Exposing the Bolsheviks Running the Smithsonian
What the left has said
Inferred left“Trump Administration Targets Smithsonian, Threatening Museums' Independence”
The left-leaning frame on institutional independence and the danger of political interference in publicly funded cultural institutions. Progressives and museum advocates warn that labeling the Smithsonian's curatorial choices as ideological bias is itself a political act, one that uses government power to enforce a narrow, nationalist vision of American history. Coverage in this vein foregrounds the work the Smithsonian has done to expand representation, particularly through the National Museum of African American History and Culture, which opened in 2016 and has become one of the most visited museums in Washington. Critics on the left argue that calling factual, contextualized historical interpretation 'Bolshevik' is a deliberate distortion meant to intimidate curators and suppress stories of systemic racism, Indigenous displacement, and other difficult chapters in American history. The villain in this framing is an administration willing to use the federal funding lever to reshape cultural memory in its own image.
What the right says
Lean right“Smithsonian's Radical Drift Draws Long-Overdue Scrutiny From Washington”
The right-leaning frame treats this as an overdue reckoning with an institution that has quietly radicalized on the taxpayer's dime.
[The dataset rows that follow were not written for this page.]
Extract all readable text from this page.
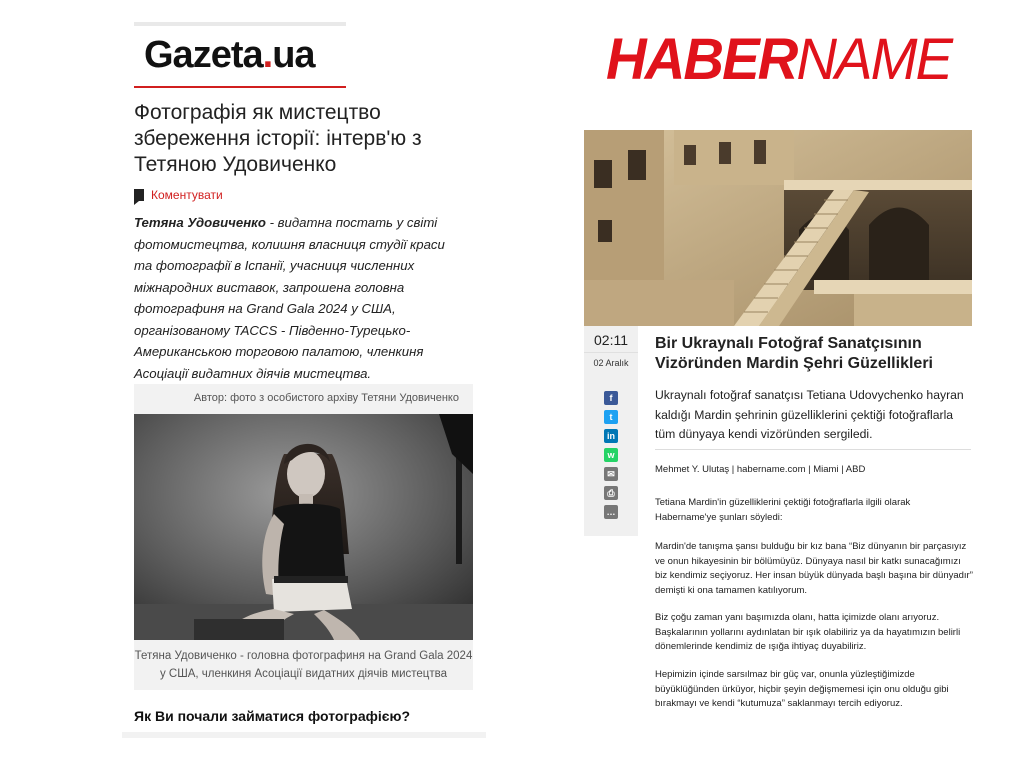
Gazeta.ua
Фотографія як мистецтво збереження історії: інтерв'ю з Тетяною Удовиченко
Коментувати

Тетяна Удовиченко - видатна постать у світі фотомистецтва, колишня власниця студії краси та фотографії в Іспанії, учасниця численних міжнародних виставок, запрошена головна фотографиня на Grand Gala 2024 у США, організованому TACCS - Південно-Турецько-Американською торговою палатою, членкиня Асоціації видатних діячів мистецтва.

Автор: фото з особистого архіву Тетяни Удовиченко
Тетяна Удовиченко - головна фотографиня на Grand Gala 2024 у США, членкиня Асоціації видатних діячів мистецтва
Як Ви почали займатися фотографією?
HABERNAME
02:11
02 Aralık
f
t
in
w
✉
⎙
…
Bir Ukraynalı Fotoğraf Sanatçısının Vizöründen Mardin Şehri Güzellikleri

Ukraynalı fotoğraf sanatçısı Tetiana Udovychenko hayran kaldığı Mardin şehrinin güzelliklerini çektiği fotoğraflarla tüm dünyaya kendi vizöründen sergiledi.

Mehmet Y. Ulutaş | habername.com | Miami | ABD

Tetiana Mardin'in güzelliklerini çektiği fotoğraflarla ilgili olarak Habername'ye şunları söyledi:

Mardin'de tanışma şansı bulduğu bir kız bana “Biz dünyanın bir parçasıyız ve onun hikayesinin bir bölümüyüz. Dünyaya nasıl bir katkı sunacağımızı biz kendimiz seçiyoruz. Her insan büyük dünyada başlı başına bir dünyadır” demişti ki ona tamamen katılıyorum.

Biz çoğu zaman yanı başımızda olanı, hatta içimizde olanı arıyoruz. Başkalarının yollarını aydınlatan bir ışık olabiliriz ya da hayatımızın belirli dönemlerinde kendimiz de ışığa ihtiyaç duyabiliriz.

Hepimizin içinde sarsılmaz bir güç var, onunla yüzleştiğimizde büyüklüğünden ürküyor, hiçbir şeyin değişmemesi için onu olduğu gibi bırakmayı ve kendi “kutumuza” saklanmayı tercih ediyoruz.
RealClearPolitics frames the Smithsonian's leadership not as neutral stewards of American heritage but as ideological actors who have smuggled progressive politics into exhibits and educational programming without public debate or democratic accountability. The vocabulary here is pointed: references to 'Bolsheviks' signal that critics see the Smithsonian's drift not as gentle liberalism but as a fundamental rejection of traditional American values and patriotic history. Right-leaning coverage emphasizes that federal funding creates an obligation to serve all Americans, not to advance a particular political worldview. The Trump administration's intervention is cast as restoring balance and common sense to an institution that forgot who pays its bills, with the implicit argument that museums dedicated to American achievement should celebrate rather than deconstruct that achievement.